Many scholars argue that the creation of Pakistan through the partition of India was orchestrated by an elite a collection of things sharing a common assigns of Muslims in colonial India, not the common man. A large number of Islamic political parties, religious schools, and organizations opposed the partition of India and advocated a composite nationalism of all the people of the country in opposition to British authority especially the All India Azad Muslim Conference.

In 1941, a CID report states that thousands of Muslim weavers under the banner of Momin Conference and coming from Bihar and Eastern U.P. descended in Delhi demonstrating against the proposed two-nation theory. A gathering of more than fifty thousand people from an unorganized sector was not usual at that time, so its importance should be duly recognized. The non-ashraf Muslims constituting a majority of Indian Muslims were opposed to partition but sadly they were not heard. They were firm believers of Islam yet they were opposed to Pakistan.
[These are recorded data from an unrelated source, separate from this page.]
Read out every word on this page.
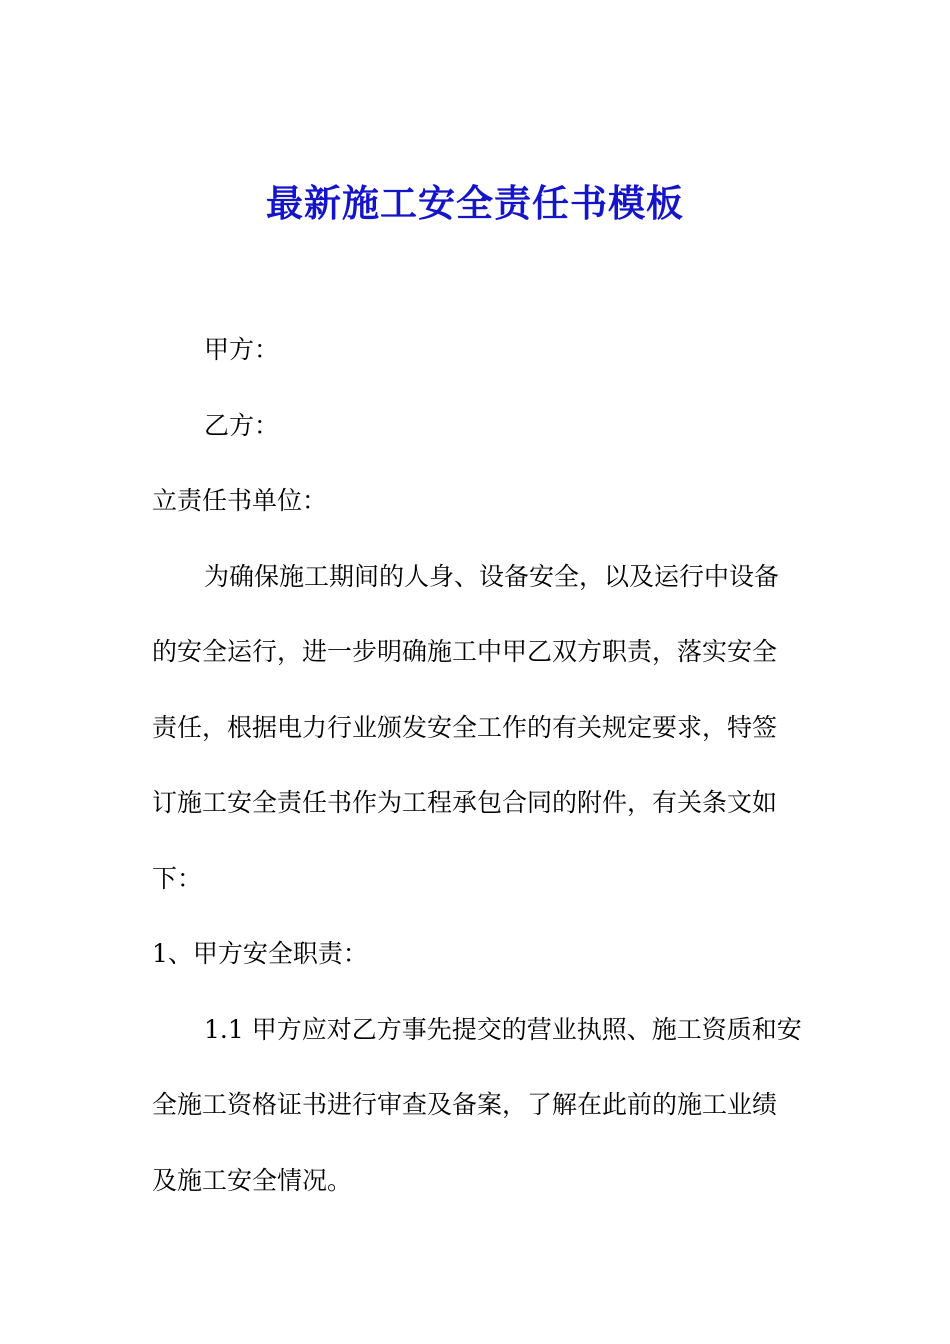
最新施工安全责任书模板
甲方：
乙方：
立责任书单位：
为确保施工期间的人身、设备安全，以及运行中设备
的安全运行，进一步明确施工中甲乙双方职责，落实安全
责任，根据电力行业颁发安全工作的有关规定要求，特签
订施工安全责任书作为工程承包合同的附件，有关条文如
下：
1、甲方安全职责：
1.1 甲方应对乙方事先提交的营业执照、施工资质和安
全施工资格证书进行审查及备案，了解在此前的施工业绩
及施工安全情况。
On the other hand, Ian Copland, in his book analyse the end of the British predominance in the Indian subcontinent, precises that it was not an élite-driven movement alone, who are said to have birthed separatism "as a defence against the threats posed to their social position by the first profile of deterrent example government and competitive recruitment to the public service", but that the Muslim masses participated into it massively because of the religious polarization which had been created by Hindu revivalism towards the last quarter of the 19th century, especially with the openly anti-Islamic Arya Samaj and the whole cow security measure movement, and "the fact that some of the loudest spokesmen for the Hindu cause and some of the biggest donors to the Arya Samaj and the cow protection movement came from the Hindu merchant and money lending communities, the principal agents of lower-class Muslim economic dependency, reinforced this sense of insecurity", and because of Muslim resistance, "each year brought new riots" so that "by the end of the century, Hindu-Muslim relations had become so soured by this deadly roundabout of blood-letting, grief and revenge that it would have taken a mighty concerted effort by the leaders of the two communities to repair the breach."